Amparo Cortés was born in Seville’s Cerro del Águila. Her grandmother, Engracia Jiménez Reyes, was a daughter of the great soleá singer La Gilica. She had two brother musicians, guitarist Miguel de Marchena and singer Juan El Cuacua. She was also a first cousin of the great guitarist Melchor de Marchena (Melchor Jiménez).
There were in fact numerous well-known musicians on her grandmother’s side. Besides her mother and brothers, there are names such as El Chindo, uncle El Lico and his three sons Melchor de Marchena, Miguel Jiménez and Chico de Melchor.
And Rosario Jiménez, her grandmother’s sister, married her cousin Miguel Jiménez, brother of Melchor de Marchena.
Amparo’s father, Manuel Cortés Jiménez, was better known as dancer and singer Gitanillo de Marchena. His brother Juan Cortés Jiménez had shown great promise as a guitarist, but he vanished mysteriously during the Spanish Civil War. The last thing that was heard of him, shortly before he disappeared, was a brief conversation on a station platform with guitarist Niño Ricardo when both were on their way home from a concert.
Her grandfather Antonio Cortés Heredia also belonged to a musical family, counting well-known performers, such as Tate Cortés, one among many.
Among the present-day descendants of this gypsy family there are quite a few guitarists,
such as the famous virtuoso Enrique de Melchor and his nephew Melchor Cortés Jiménez as well as a grandson of Rosario Jiménez, Eugenio Iglesias Cortés Jiménez who played guitar in the Cristina Hoyos Company, as did his brothers Miguel and Paquito. And last but not least there is Amparo’s own son, José Cortés, who is her current accompanist.
Amparo’s grandparents settled down in Seville, as did her grandmother’s sister and Melchor
de Marchena’s brother. They lived all together in a building with numerous dwellings around an inner patio where all the neighbours would gather to celebrate birthdays and other happy occasions, or just to sing and dance in order to forget the daily worries from living under Franco’s regime.

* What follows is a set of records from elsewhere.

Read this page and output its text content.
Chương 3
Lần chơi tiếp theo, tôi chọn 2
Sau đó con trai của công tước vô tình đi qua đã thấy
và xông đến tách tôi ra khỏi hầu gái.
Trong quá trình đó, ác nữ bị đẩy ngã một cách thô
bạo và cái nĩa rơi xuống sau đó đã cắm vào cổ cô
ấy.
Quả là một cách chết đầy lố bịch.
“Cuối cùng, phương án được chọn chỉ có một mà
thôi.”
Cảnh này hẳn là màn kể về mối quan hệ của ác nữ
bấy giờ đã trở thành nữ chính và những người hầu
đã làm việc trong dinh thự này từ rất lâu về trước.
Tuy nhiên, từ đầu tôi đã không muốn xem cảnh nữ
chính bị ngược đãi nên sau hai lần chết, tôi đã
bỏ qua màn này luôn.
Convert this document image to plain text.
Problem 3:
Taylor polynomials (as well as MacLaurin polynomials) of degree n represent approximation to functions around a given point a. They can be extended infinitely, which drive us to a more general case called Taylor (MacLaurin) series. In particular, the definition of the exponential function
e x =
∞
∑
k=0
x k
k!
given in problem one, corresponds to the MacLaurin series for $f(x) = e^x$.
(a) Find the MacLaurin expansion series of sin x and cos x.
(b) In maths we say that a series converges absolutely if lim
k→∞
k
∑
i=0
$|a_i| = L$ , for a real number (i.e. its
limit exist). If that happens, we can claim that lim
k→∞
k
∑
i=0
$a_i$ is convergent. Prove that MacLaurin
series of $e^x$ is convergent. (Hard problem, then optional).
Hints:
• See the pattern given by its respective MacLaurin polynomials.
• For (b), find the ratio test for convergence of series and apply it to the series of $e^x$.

Amparo remembers how in her youth so many musicians, singers and dancers would visit them and sit in that patio, all people who worked with her father: La Perla de Cádiz, Gordito de Triana, Antonio Mairena, Pepe Pinto, Pepe Marchena, Porrina de Badajoz, Bení de Cádiz, Lola Flores, Paquera de Jerez.
However, just 16 years old, carrying all these memories in a cardboard suitcase, Amparo travelled to Belgium, in order to find a job. In 1978 she met Flemish singer, writer and flamenco guitarist Wannes Van de Velde, her ‘compañero’ as she calls him, with whom she became involved in many flamenco projects.
It was her passion for flamenco that made her open up her little suitcase full of memories
– as she sings in her Sevillana Rosas Negras – and she metamorphosed those memories into her own songs. One such memory, for example, was seeing and hearing her idol Camarón de la Isla in a gypsy procession during Holy Week. This led to her homage Nana a Camarón, which became the opening track on her first CD, Sueños, for which her cousin Enrique de Melchor accompanied her on guitar.
A few years later, in 1999, she plucked more memories from her suitcase and transformed them into a selection of songs for a second CD, Candela. This album opens with a poem dedicated to all gypsies, with whom she feels intimately connected (see also in the Candela CD booklet, Amparo’s biography written by André Fonteyne).
In 2003 she published a collection of poems, Con la moña de jazmines, introduced and translated into Dutch by Wannes Van de Velde. These poems express her love for Andalusia and her nostalgic feelings for all she has experienced there. (See the introduction by Wannes Van de Velde).
In 2005 she released a third CD, Duende y Amores, where she sings of the blessings and disappointments of love and where she specifically focuses on the feelings of women who are so often victims of abuse. The opening track, No soy canastera, is a poem dedicated to the great Andalusian poet Rafael Alberti. Another song, the Sevillana Guitarreo ven y toca, is dedicated to the people of Belgium to whom she feels greatly indebted, more particularly to her ‘compañero’ Wannes Van de Velde, to radio producer Paul Rans and to André Fonteyne, people who have all helped her to achieve her success. There are many more, too many to mention them all, and all good friends of hers.
So this is Amparo Cortés. Part of her heart may still be in Seville, the other part now resides in Belgium, in the company of the countless friends that this country has given her.